Die zehn darauf versammelten Tracks sind genau das, was der Titel verrät: Ein gemeinsames Vorhaben mit dem bildenden Künstler Clemens Wolf und den Visual Artists von lichterloh. "Es ging darum, Kunst und Musik noch enger miteinander zu verbinden, als das schon davor in der sehr engen Zusammenarbeit mit lichterloh war", verrät Müller. "Noch gesamthafter an etwas herangehen, das hat uns gereizt." Letztlich sei daraus die Idee zum Trialog entstanden, "mit den zehn verschiedenen Prozessen und zehn entsprechenden Umsetzungen, tatsächlich Trialoge zwischen den Disziplinen". Also Musik, Installation und Video.

Gleichberechtigt im Trialog

"Trialog ist ja eine Kommunikationsform von drei Partnern. Und es war im gesamten Prozess wirklich so, wie es bei einem Trialog sein soll: gleichberechtigt, jeder hat sich ins Gemeinsame eingebracht, jeder hat Inspiration gegeben und bekommen, jeder hatte Freiraum für eigene Ideen und Umsetzungen", beschreibt Müller den Prozess. "Die Arbeit von Clemens ist ein eigenständiges Kunstwerk, die von lichterloh, unsere Musik. Jeder der drei Teile könnte theoretisch auch für sich allein stehen. Aber die drei Werke addiert sind eben mehr als eine Addition, mehr als die Summe der einzelnen Teile, wenn man's mit Kante sagen will", bezieht sich die Sängerin auf einen Song der deutschen Indie- Band.

Musikalisch setzt "Trialog" jedenfalls dort an, wo vor zwei Jahren das selbst betitelte Debüt von HVOB aufgehört hat: zunächst einfach scheinende Elektronik- Tracks, die durch detailverliebte Arrangements und komplexe Konstruktionen gehörige Sogwirkung erzeugen. Stücke wie der Opener "Azrael" oder das eingängige "Ghost" können beides: sowohl den Dancefloor bedienen als auch zum Zurücklehnen und Genießen einladen. Wobei die Musik in erster Linie Gefühlssache sei, wie Müller erläutert. "Eigentlich kommt alles aus dem Bauch. Und das ist uns auch wichtig, dass das so bleibt. Den Kopf einzuschalten wäre bei Musik keine gute Idee." Für diesen blieben ohnehin noch Dinge wie "Finanzen, Organisation, Pressearbeit, diese Sachen".

Gemeinsame Plattform

Angst, dass die Songs bei der konzeptuellen Herangehensweise an das Album in den Hintergrund rücken, habe das Duo jedenfalls nie gehabt. "Erstens, weil die Partner immer Inspirationen waren, alles auf Augenhöhe, extrem vertrauensvoll und angenehm. Und zweitens, weil das Konzept nicht wie ein Korsett war oder eine Vorgabe, sondern eher der Treffpunkt für uns drei Partner, die gemeinsame Plattform." Zwar sei es die erste Kollaboration in dieser Form gewesen. Aber: "Wenn man's gut macht, muss in einer Zusammenarbeit niemand leiden." Dementsprechend sei "Trialog" auch ein "sehr schöner" Teil ihres Weges.
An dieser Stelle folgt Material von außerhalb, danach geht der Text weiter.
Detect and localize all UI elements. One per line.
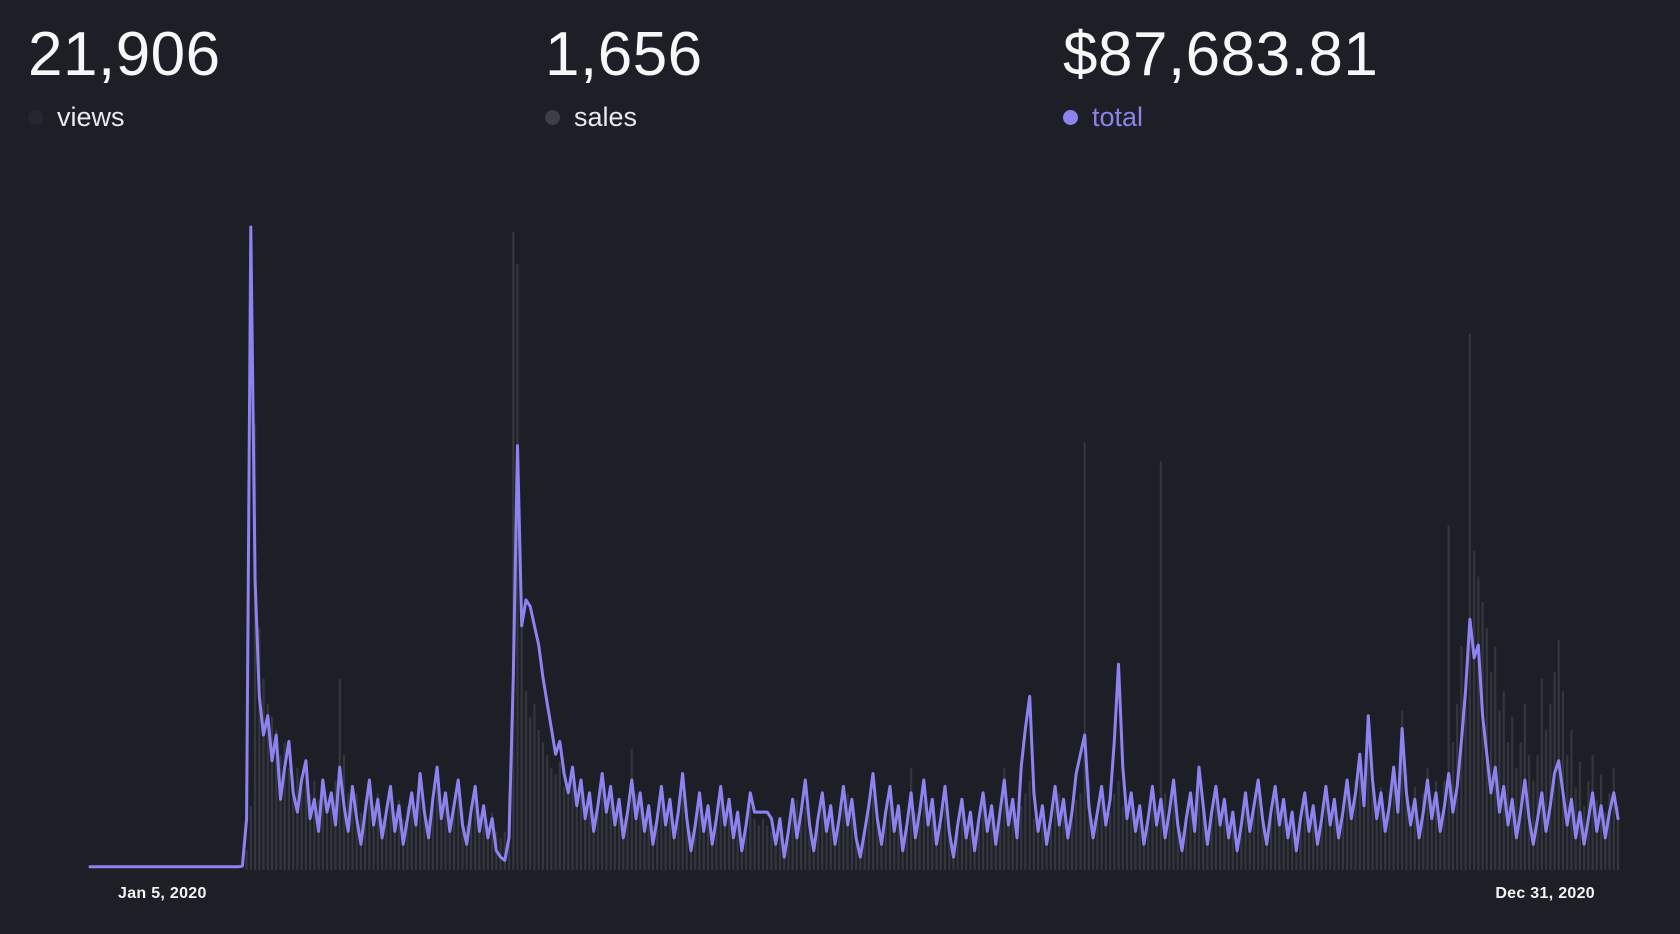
stat-views-label: views	[57, 102, 125, 132]
views-legend-dot	[28, 109, 43, 125]
total-legend-dot	[1063, 109, 1078, 125]
total-line	[88, 225, 1620, 869]
sales-legend-dot	[545, 109, 560, 125]
analytics-chart[interactable]: Jan 5, 2020 Dec 31, 2020	[0, 150, 1680, 929]
stat-sales[interactable]: 1,656 sales	[545, 24, 703, 132]
x-axis-label-start: Jan 5, 2020	[118, 885, 207, 902]
stat-views[interactable]: 21,906 views	[28, 24, 221, 132]
views-bars	[245, 232, 1620, 870]
stat-total-value: $87,683.81	[1063, 20, 1379, 89]
stat-views-value: 21,906	[28, 20, 221, 89]
chart-area: Jan 5, 2020 Dec 31, 2020	[0, 150, 1680, 929]
x-axis-label-end: Dec 31, 2020	[1495, 885, 1595, 902]
stat-total-label: total	[1092, 102, 1144, 132]
stat-sales-label: sales	[574, 102, 638, 132]
stat-total[interactable]: $87,683.81 total	[1063, 24, 1378, 132]
stat-sales-value: 1,656	[545, 20, 703, 89]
Dieser hat HVOB eigentlich von Anfang an rund um den Erdball geführt: Die 2012 gegründete Formation landete dank erster Tracks bald einen Vertrag beim Berliner Label Stil vor Talent, es folgten weitere EPs und die erste Platte. "Die Zeit ist extrem schnell vergangenen", lässt Müller das bisher Erreichte Revue passieren. "Dauernd neue Ideen, neue Projekte, neue Erfahrungen, Begegnungen, Eindrücke, ständig unterwegs. Wenn man da wahrnehmen möchte, was eigentlich alles passiert ist und passiert, muss man manchmal wirklich bewusst innehalten." Insbesondere die Konzertreisen sehe man als "extreme Anerkennung und Belohnung für unsere Arbeit".

Komplette Verantwortung

Ein wesentlicher Erfolgsfaktor liegt wohl in der Eigenbestimmtheit der Gruppe begründet. "Unabhängigkeit ist das Allerwichtigste", unterstreicht Müller. "Die würden wir für nichts auf der Welt aufgeben. Das bedeutet zwar mehr Arbeit, aber dass wir wissen, HVOB ist unser Projekt, da sind wir verantwortlich für alles, wenn was klappt genauso wie wenn was schiefgeht, das ist ein Privileg und eine große Freiheit." Trotz Tourstress und der Verantwortung merke man spätestens auf der Bühne, dass sich "alles auch ausgezahlt" habe.